Поневоле возникает вопрос: а зачем было начинать с монетизации, когда на повестке дня более важные стратегические реформы, которыми нужно заниматься, – пенсионная, военная, реформа здравоохранения и ЖКХ? Ответ, видимо, так же прост, как и циничен: власть решила отказаться от обязательств по отношению к самой беззащитной части населения, посчитав, что эти граждане безропотно смирятся со своей судьбой, а дальше можно будет приниматься за более крепкие орешки. Старики и инвалиды должны были показать степень смирения общества. Причем теперь подтвердилось то, что было ясно с самого начала, учитывая пофигизм правительства, а именно – что механизм осуществления монетизации так и не был проработан и денег на ее проведение во многих регионах просто не было. До сих пор отсутствует и списочный состав людей, у которых отняли льготы. Если кратко, то российская власть, сидя на сундуке, набитом нефтедолларами, решила отказаться от обязательств по отношению к самой незащищенной части населения, при этом расширяя социальные гарантии и повышая уровень жизни чиновничества. Формула новой социальной политики Кремля удивительно проста: патернализм по отношению к бюрократии и социальный дарвинизм по отношению к обществу.
Даже латиноамериканские «бензиновые» режимы не позволяют себе такое наплевательское отношение к своему населению и используют нефтяные деньги для осуществления широких социальных программ. Люди, сидящие в Кремле, пусть и в разных его отсеках, делают то, что опасаются делать в Латинской Америке, и уже не важно почему – из-за уверенности, что все сойдет с рук, политической близорукости, увлеченности своими собственными потребностями. Впрочем, такой политики и нужно ожидать от власти, которая принимает решения, не имея адекватной информации о реальности и при парламенте, штампующем решения правительства. А когда апофеоз коллективной глупости становится очевидным, все отсеки власти начинают судорожно искать виноватых. Вот этим в январе и занимаются Дума, правительство и президентская администрация. И, судя по всему, они нашли, кого сделать крайним: региональные администрации. При этом власть старается не замечать, что втолкнула страну в социальный кризис. А может быть, Грызлов, Фрадков и компания действительно не понимают, что вызвали кризис? Такая реакция на кризис может быть опаснее самого кризиса, ибо свидетельствует об угрожающем отсутствии механизма самокоррекции системы.

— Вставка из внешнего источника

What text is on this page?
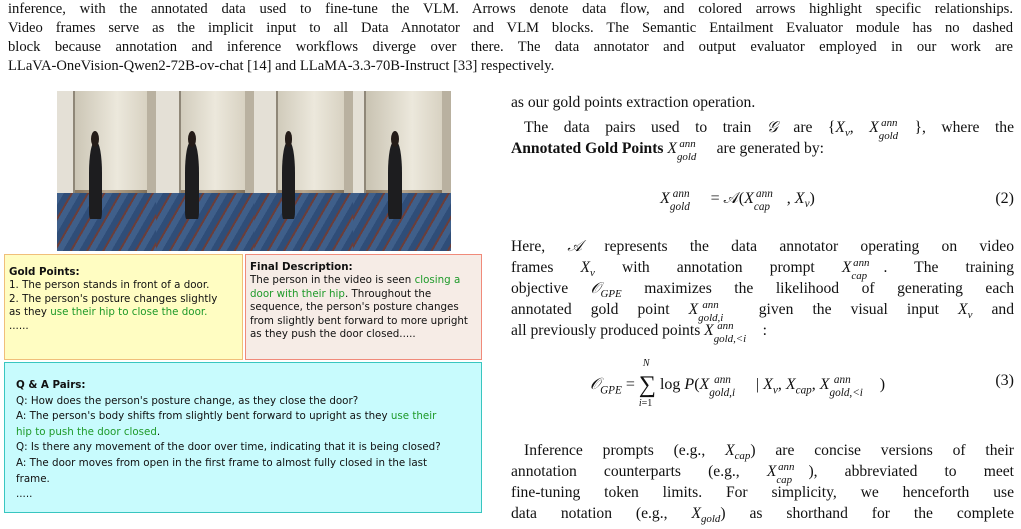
inference, with the annotated data used to fine-tune the VLM. Arrows denote data flow, and colored arrows highlight specific relationships.
Video frames serve as the implicit input to all Data Annotator and VLM blocks. The Semantic Entailment Evaluator module has no dashed
block because annotation and inference workflows diverge over there. The data annotator and output evaluator employed in our work are
LLaVA-OneVision-Qwen2-72B-ov-chat [14] and LLaMA-3.3-70B-Instruct [33] respectively.
Gold Points:
1. The person stands in front of a door.
2. The person's posture changes slightly
as they use their hip to close the door.
......
Final Description:
The person in the video is seen closing a
door with their hip. Throughout the
sequence, the person's posture changes
from slightly bent forward to more upright
as they push the door closed.....
Q & A Pairs:
Q: How does the person's posture change, as they close the door?
A: The person's body shifts from slightly bent forward to upright as they use their
hip to push the door closed.
Q: Is there any movement of the door over time, indicating that it is being closed?
A: The door moves from open in the first frame to almost fully closed in the last
frame.
.....
as our gold points extraction operation.
The data pairs used to train 𝒢 are {$X_v$, $X_{gold}^{ann}$ }, where the
Annotated Gold Points $X_{gold}^{ann}$ are generated by:
$X_{gold}^{ann}$ = $𝒜(X_{cap}^{ann}$ , $X_v$)	(2)
Here, 𝒜 represents the data annotator operating on video
frames $X_v$ with annotation prompt $X_{cap}^{ann}$ . The training
objective 𝒪$_{GPE}$ maximizes the likelihood of generating each
annotated gold point $X_{gold,i}^{ann}$ given the visual input $X_v$ and
all previously produced points $X_{gold,<i}^{ann}$ :
𝒪$_{GPE}$ = ∑
N
i=1
$\log P(X_{gold,i}^{ann}$ | $X_v$, $X_{cap}$, $X_{gold,<i}^{ann}$ )	(3)
Inference prompts (e.g., $X_{cap}$) are concise versions of their
annotation counterparts (e.g., $X_{cap}^{ann}$ ), abbreviated to meet
fine-tuning token limits. For simplicity, we henceforth use
data notation (e.g., $X_{gold}$) as shorthand for the complete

В который раз мы сталкиваемся с законом непреднамеренных последствий: наши правители, решившие научить пенсионеров и инвалидов жить в рынке, без особых размышлений начали пилить сук, на котором так удобно устроились. Неспособность власти подумать о грядущих последствиях своей политики просто ошеломляет. Одним решением она порождает для себя сразу несколько проблем. Во-первых, сбрасывая ответственность за напряженность на региональные власти, Центр готовит почву для появления новых Ельциных. Региональной власти придется думать: что опаснее – противоречить Кремлю либо сидеть на сковороде социального недовольства, и второе может показаться более неприятным. Во-вторых, заставив «единороссов» одобрить сомнительный закон, власть тем самым заставила свое агрессивно-послушное большинство себя и высечь. Если так дело пойдет, то «единороссы» вряд ли сохранят свои позиции до следующих выборов, и власти придется думать о формировании новой «партии» одноразового пользования.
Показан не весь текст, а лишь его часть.